Собирая сказанное воедино, выходит, что попытка избежать перцепции бога означает, с одной стороны, уверенность в его существовании, но с другой – сомнения в его всемогуществе, коль скоро избежать удается, причем без большого труда. В этом смысле, каждый конкретный человек оказывается куда «всесильнее», поскольку его восприятия избежать невозможно… восприятия, направленного на самого себя.

Это открывает возможность интерпретировать происходящее так: Г – это некая условно всесильная, витальная, непреклонная компонента личности, тогда как О – бессильная, не могущая избавиться от восприятия, а потому беспрестанно страдающая и проверяющая свой пульс в надежде, что сердце не ответит ударом.
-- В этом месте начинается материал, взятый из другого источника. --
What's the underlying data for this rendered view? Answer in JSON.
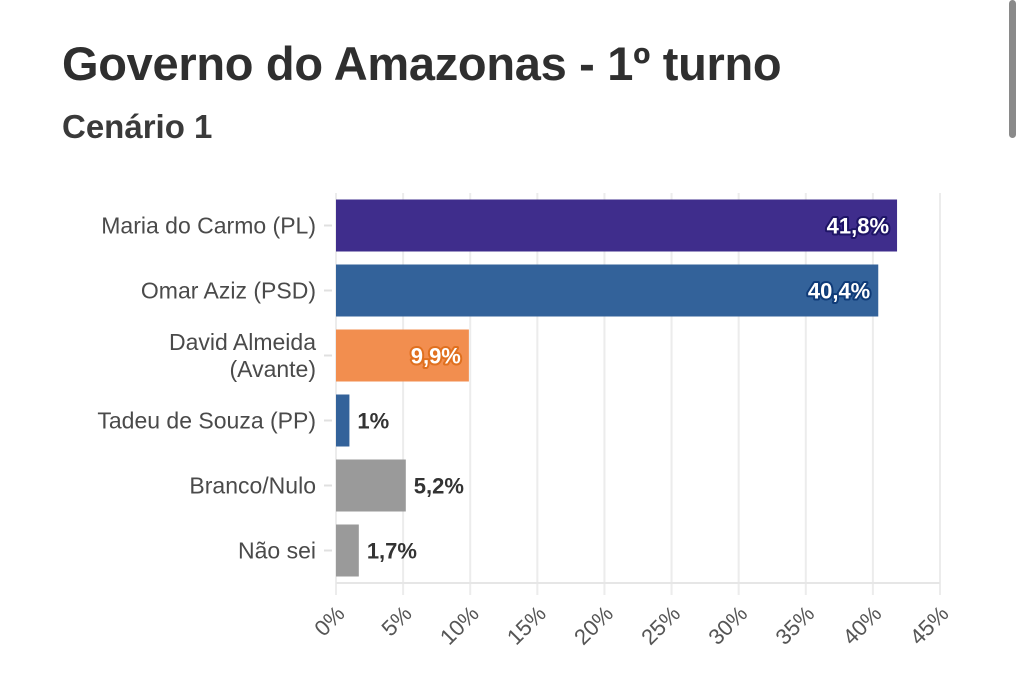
{
  "chart_data": {
    "type": "bar",
    "orientation": "horizontal",
    "title": "Governo do Amazonas - 1º turno",
    "subtitle": "Cenário 1",
    "xlabel": "",
    "ylabel": "",
    "xlim": [
      0,
      45
    ],
    "grid": true,
    "categories": [
      "Maria do Carmo (PL)",
      "Omar Aziz (PSD)",
      "David Almeida (Avante)",
      "Tadeu de Souza (PP)",
      "Branco/Nulo",
      "Não sei"
    ],
    "category_lines": [
      [
        "Maria do Carmo (PL)"
      ],
      [
        "Omar Aziz (PSD)"
      ],
      [
        "David Almeida",
        "(Avante)"
      ],
      [
        "Tadeu de Souza (PP)"
      ],
      [
        "Branco/Nulo"
      ],
      [
        "Não sei"
      ]
    ],
    "values": [
      41.8,
      40.4,
      9.9,
      1.0,
      5.2,
      1.7
    ],
    "value_labels": [
      "41,8%",
      "40,4%",
      "9,9%",
      "1%",
      "5,2%",
      "1,7%"
    ],
    "label_inside": [
      true,
      true,
      true,
      false,
      false,
      false
    ],
    "colors": [
      "#3f2d8c",
      "#33629a",
      "#f28e4f",
      "#33629a",
      "#9a9a9a",
      "#9a9a9a"
    ],
    "label_stroke_colors": [
      "#1e1466",
      "#0f3b78",
      "#e0701f",
      "",
      "",
      ""
    ],
    "ticks": [
      0,
      5,
      10,
      15,
      20,
      25,
      30,
      35,
      40,
      45
    ],
    "tick_labels": [
      "0%",
      "5%",
      "10%",
      "15%",
      "20%",
      "25%",
      "30%",
      "35%",
      "40%",
      "45%"
    ]
  }
}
Декомпозиция личности на двух таких противоречивых и странных персонажей создает смысловое пространство, охватывающее то ли все бытие, то ли ничто. И это обычное дело для Беккета. В романе «Уотт» автор пишет: «Единственный способ говорить ни о чем – говорить о нем так, как если бы оно было чем-то, равно как единственный способ говорить о Боге – говорить о нем так, как если бы он был человеком». Именно такая метаморфоза визуализируется в «Фильме» непосредственно. В этом смысле картина может быть отнесена к образцам литургического кино наряду с фильмами Тарковского или Дрейера. Она в той же степени обращается к таинству бытия, как такового, и также представляет жизнь в виде неразрешимой загадки. Пусть, в отличие от русского и датского режиссеров, устанавливавших основной фокус внимания на духовные аспекты, Беккет и Шнайдер лишили картину их начисто. Это делает «Фильм» тем более уникальным, как прецедент стерильно интеллектуальной литургической ленты. Амбициозность подобного замысла напоминает об античных философах, силившихся разом осмыслить бытие, как таковое.
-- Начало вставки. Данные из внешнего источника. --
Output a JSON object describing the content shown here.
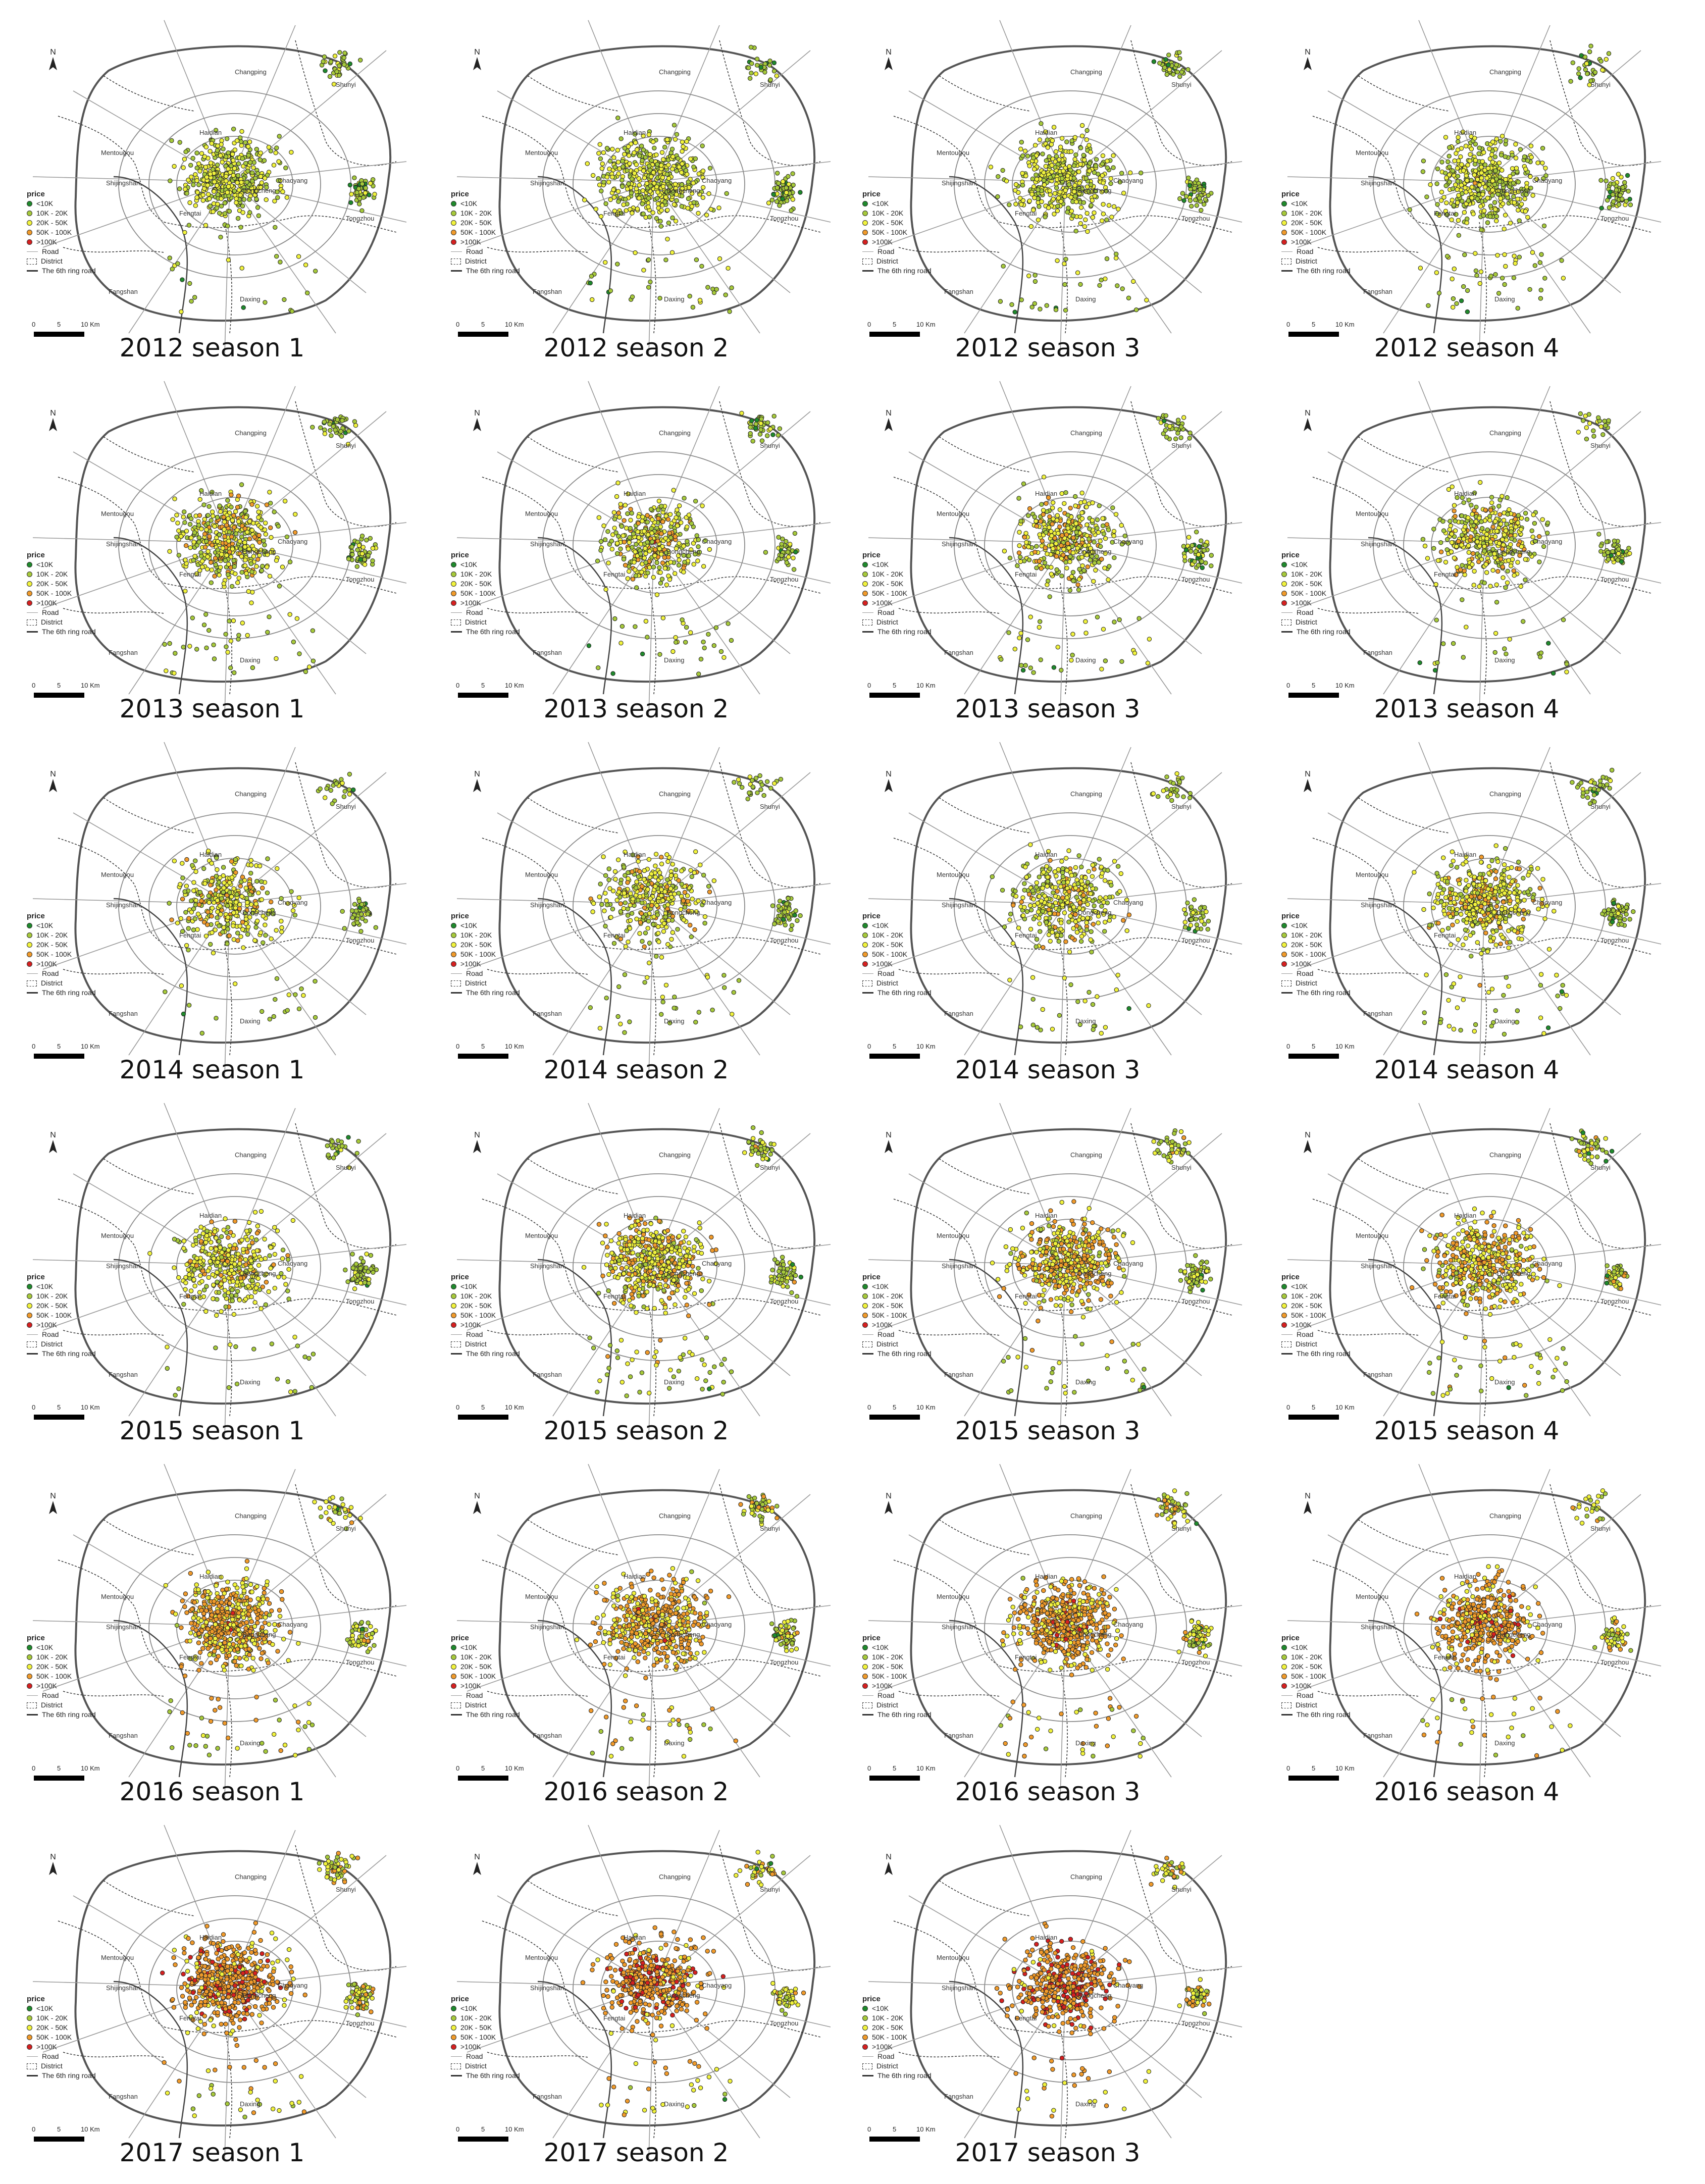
{
  "legend": {
    "title": "price",
    "classes": [
      {
        "label": "<10K",
        "color": "#1f8a2c"
      },
      {
        "label": "10K - 20K",
        "color": "#a6c93a"
      },
      {
        "label": "20K - 50K",
        "color": "#f0f23c"
      },
      {
        "label": "50K - 100K",
        "color": "#f09a2a"
      },
      {
        "label": ">100K",
        "color": "#d62020"
      }
    ],
    "road_label": "Road",
    "district_label": "District",
    "ring_label": "The 6th ring road"
  },
  "scale": {
    "zero": "0",
    "mid": "5",
    "end": "10 Km"
  },
  "north_label": "N",
  "districts": [
    "Changping",
    "Shunyi",
    "Haidian",
    "Mentougou",
    "Shijingshan",
    "Chaoyang",
    "Dongcheng",
    "Fengtai",
    "Tongzhou",
    "Fangshan",
    "Daxing"
  ],
  "panels": [
    {
      "title": "2012 season 1",
      "mix": [
        0.08,
        0.42,
        0.48,
        0.02,
        0.0
      ],
      "n": 520
    },
    {
      "title": "2012 season 2",
      "mix": [
        0.07,
        0.42,
        0.49,
        0.02,
        0.0
      ],
      "n": 560
    },
    {
      "title": "2012 season 3",
      "mix": [
        0.08,
        0.4,
        0.5,
        0.02,
        0.0
      ],
      "n": 540
    },
    {
      "title": "2012 season 4",
      "mix": [
        0.07,
        0.4,
        0.5,
        0.03,
        0.0
      ],
      "n": 560
    },
    {
      "title": "2013 season 1",
      "mix": [
        0.06,
        0.36,
        0.4,
        0.17,
        0.01
      ],
      "n": 560
    },
    {
      "title": "2013 season 2",
      "mix": [
        0.06,
        0.38,
        0.4,
        0.15,
        0.01
      ],
      "n": 440
    },
    {
      "title": "2013 season 3",
      "mix": [
        0.06,
        0.36,
        0.4,
        0.17,
        0.01
      ],
      "n": 480
    },
    {
      "title": "2013 season 4",
      "mix": [
        0.06,
        0.36,
        0.4,
        0.17,
        0.01
      ],
      "n": 460
    },
    {
      "title": "2014 season 1",
      "mix": [
        0.05,
        0.34,
        0.41,
        0.19,
        0.01
      ],
      "n": 420
    },
    {
      "title": "2014 season 2",
      "mix": [
        0.05,
        0.36,
        0.41,
        0.17,
        0.01
      ],
      "n": 440
    },
    {
      "title": "2014 season 3",
      "mix": [
        0.05,
        0.36,
        0.42,
        0.16,
        0.01
      ],
      "n": 460
    },
    {
      "title": "2014 season 4",
      "mix": [
        0.05,
        0.34,
        0.41,
        0.19,
        0.01
      ],
      "n": 580
    },
    {
      "title": "2015 season 1",
      "mix": [
        0.05,
        0.3,
        0.46,
        0.18,
        0.01
      ],
      "n": 480
    },
    {
      "title": "2015 season 2",
      "mix": [
        0.04,
        0.26,
        0.42,
        0.26,
        0.02
      ],
      "n": 620
    },
    {
      "title": "2015 season 3",
      "mix": [
        0.04,
        0.22,
        0.38,
        0.34,
        0.02
      ],
      "n": 620
    },
    {
      "title": "2015 season 4",
      "mix": [
        0.04,
        0.22,
        0.36,
        0.36,
        0.02
      ],
      "n": 560
    },
    {
      "title": "2016 season 1",
      "mix": [
        0.03,
        0.18,
        0.3,
        0.45,
        0.04
      ],
      "n": 620
    },
    {
      "title": "2016 season 2",
      "mix": [
        0.03,
        0.15,
        0.27,
        0.5,
        0.05
      ],
      "n": 620
    },
    {
      "title": "2016 season 3",
      "mix": [
        0.03,
        0.12,
        0.25,
        0.54,
        0.06
      ],
      "n": 680
    },
    {
      "title": "2016 season 4",
      "mix": [
        0.03,
        0.1,
        0.22,
        0.55,
        0.1
      ],
      "n": 520
    },
    {
      "title": "2017 season 1",
      "mix": [
        0.02,
        0.08,
        0.2,
        0.54,
        0.16
      ],
      "n": 660
    },
    {
      "title": "2017 season 2",
      "mix": [
        0.02,
        0.06,
        0.18,
        0.54,
        0.2
      ],
      "n": 520
    },
    {
      "title": "2017 season 3",
      "mix": [
        0.02,
        0.06,
        0.18,
        0.54,
        0.2
      ],
      "n": 520
    }
  ]
}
Все предыдущее и последующее творчество Беккета, так или иначе, представляло собой практику подобного рода. Автор следовал фундаментальному принципу: «Выражать, когда нечего выражать, нечем выразить, нет средств выразить… но есть обязательство выразить». В своем беспрестанном поиске средств, драматург смотрел шире подавляющего большинства коллег. Разоблачая слова, отказываясь от них, пеняя, что они бесполезны, как безмолвие, автор в то же время пользовался молчанием, будто оно – слово. И «Фильм», его единственная в своем роде работа – двигающиеся в тишине картинки, – навсегда останется в истории кино, как одна из образцов лент, перед которыми бессильны слова.

«Ностальгия» Андрея Тарковского: загадки сцены «Мадонна дель Парто». Дополнительное семантическое измерение монтажа[86]

Перейти на страницу:

Все книги серии Библиотека кинофестиваля «ArtoDocs»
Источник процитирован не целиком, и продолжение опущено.